Car Free Vancouver Day is tomorrow (Sunday, June 17/Father’s Day) and there is one event in particular that I hope will be well-attended: the SFU Philosophers’ Café “Street Life” discussion on Main Street at East 13th Avenue, 2:00-3:00 p.m. Moderator Terry Lavender, a PhD candidate at SFU’s School for Interactive Arts and Technology, will lead the conversation: “Before the age of the automobile, streets had many different types of users. Can our streets be reclaimed for the public realm while still allowing for efficient transportation?”
The inclusion of this discussion in the line-up of events at Car Free Vancouver Day’s festival sites is important. It reminds us that Car Free Vancouver Day is not just a single day where we party and leave private vehicles parked. Gathering together on our streets is political even if we’re there to watch some of the music acts (like Headwater on Commercial Drive, The Evaporators on Main Street or Reid Jamieson on Denman Street) or participate in activities like dancing, street hockey or knitting. When we take to the streets with our neighbours we are challenging car culture. We’re building community. We’re reminded that Less Cars = More Community / More Community = Less Cars, in the words of the original message of the first car-free festival in Vancouver.

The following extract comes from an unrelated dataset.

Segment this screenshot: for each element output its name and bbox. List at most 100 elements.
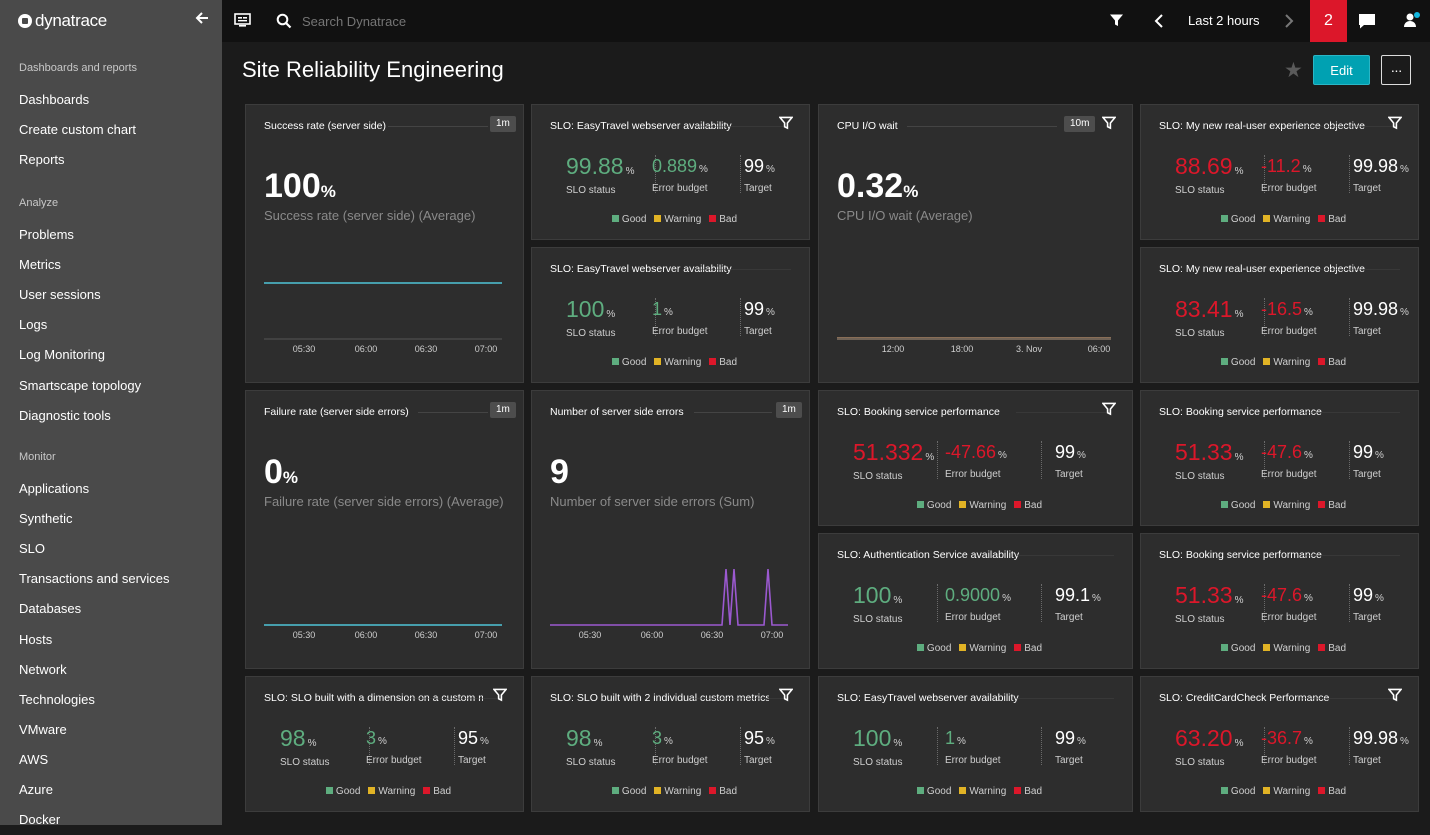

Car Free Vancouver Day began in 2005 as the Commercial Drive Car-Free Festival: “[The Drive] launched the first community-driven Car-Free Festival in Vancouver as a response to the provincial government’s Gateway Program, also known as the Port Mann/Highway 1 Improvement Project. Organizers also wanted to create a community festival at a time when there were few such events in the city. The Festival was wholly volunteer-organized and presented… It was an enormous success, bringing over 25,000 people out to celebrate the community and party in the street” (Car Free Vancouver Day About page).
Today, Car Free Vancouver Day remains 100% volunteer organized and run and the purpose of the day is still about taking over the streets and reclaiming them for communities. Matt Hern, one of the co-founders of Car Free Vancouver Day writes in his wonderfully thought-provoking book, Common Ground in a Liquid City: “[It] is eminently possible to push [Vancouver] and any other city away from car culture. If we want a city of neighbourhoods that is built for people, it is blindingly obvious that we need fewer cars charging around, and that future is something we can build. If we don’t, who will?” Let’s think about this tomorrow and make it an opportunity to consider our transportation choices and how we can work together to return public space to people. And let’s continue the discussion and action in the days that follow.